The suit — the second legal action filed by former teacher Joe Johnson in the past four months — also accuses the district of defaming him in “reports of news media,” unfairly singling him out for punishment, and targeting him because he had accused the district of discrimination after his arrest.

Mr. Johnson is seeking $20 million in damages, in addition to legal fees and other penalties, according to the suit.

Mr. Johnson, a former school basketball coach, was first hired in 2000 and was granted tenure in 2011, the suit reads. He was arrested in April 2012 after Southampton Village police caught him driving drunk and allegedly carrying an illegal, loaded semi-automatic pistol in his car about 3:30 a.m.

In January, Mr. Johnson pleaded guilty to a misdemeanor driving while intoxicated charge and was put on three years’ probation, which includes alcohol and narcotics conditions. The felony gun charges against him were dropped, prosecutors said, because police had discovered the weapon during an improper police search.

Mr. Johnson was fired in August after eight months of disciplinary hearings within the district.

He first filed a lawsuit in county court seeking to be reinstated. The civil rights lawsuit was filed in federal Eastern District Court last Friday.

According to the federal suit, Mr. Johnson claims he was given “glowing” performance reviews by his superiors prior to his arrest.

The suit argues that he was singled out for punishment, while comparing his treatment to that of former assistant superintendent, Joseph Ogeka, who, the lawsuit states, dodged punishment for “multiple DWI convictions” and a “horrific error” that resulted in a student committing suicide while on a school trip in 2000.

According to the suit, no other administrator or teacher has been disciplined because of an off-duty DWI conviction under the tenure of current Superintendent Nancy Carney. Two previous teachers who were convicted of DWIs — whom the lawsuit notes were both white — were allowed to remain in their positions with no punishment, legal papers state.

Neither Mr. Johnsons attorney, Harriet Gilliam of Riverhead, nor the school’s attorney could immediately be reached for comment.

According to the lawsuit, Mr. Johnson filed charges of racial discrimination to the Equal Employment Opportunity Commission in December 2013, accusing Ms.

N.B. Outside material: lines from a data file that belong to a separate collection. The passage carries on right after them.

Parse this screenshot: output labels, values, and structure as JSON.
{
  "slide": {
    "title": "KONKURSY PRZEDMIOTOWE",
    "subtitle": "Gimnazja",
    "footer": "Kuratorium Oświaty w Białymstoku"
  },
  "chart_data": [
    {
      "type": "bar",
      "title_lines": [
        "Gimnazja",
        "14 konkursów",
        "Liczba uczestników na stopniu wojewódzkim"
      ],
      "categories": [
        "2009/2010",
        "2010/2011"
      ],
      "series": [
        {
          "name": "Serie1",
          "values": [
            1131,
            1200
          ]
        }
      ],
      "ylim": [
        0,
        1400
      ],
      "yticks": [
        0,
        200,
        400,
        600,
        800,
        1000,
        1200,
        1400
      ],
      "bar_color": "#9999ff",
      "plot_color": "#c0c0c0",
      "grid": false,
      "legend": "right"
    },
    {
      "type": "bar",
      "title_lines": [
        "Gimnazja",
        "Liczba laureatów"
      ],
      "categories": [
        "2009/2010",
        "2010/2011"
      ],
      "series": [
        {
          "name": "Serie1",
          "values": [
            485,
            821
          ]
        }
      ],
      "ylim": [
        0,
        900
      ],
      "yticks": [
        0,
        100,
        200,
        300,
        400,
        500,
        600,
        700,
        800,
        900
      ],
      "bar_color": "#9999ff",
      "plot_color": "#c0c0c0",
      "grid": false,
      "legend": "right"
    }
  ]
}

Carney of lying to the school board about his legal case in an attempt to get him fired.

The federal lawsuit claims Mr. Johnson was reassigned from his home to a portable classroom after filing the charges; according to the suit, Mr. Johnson claims the district created “an environment of isolation and mental torture” by forcing him to remain inside with few assignments, only allowing him to leave to use the construction workers’ bathroom.

In addition, Mr. Johnson claims separately in the suit that a school district attorney accused him of lying in 2006 about a prior conviction for criminal trespass, despite assurances in 2005 from Mr. Ogeka that the conviction would not be held against him.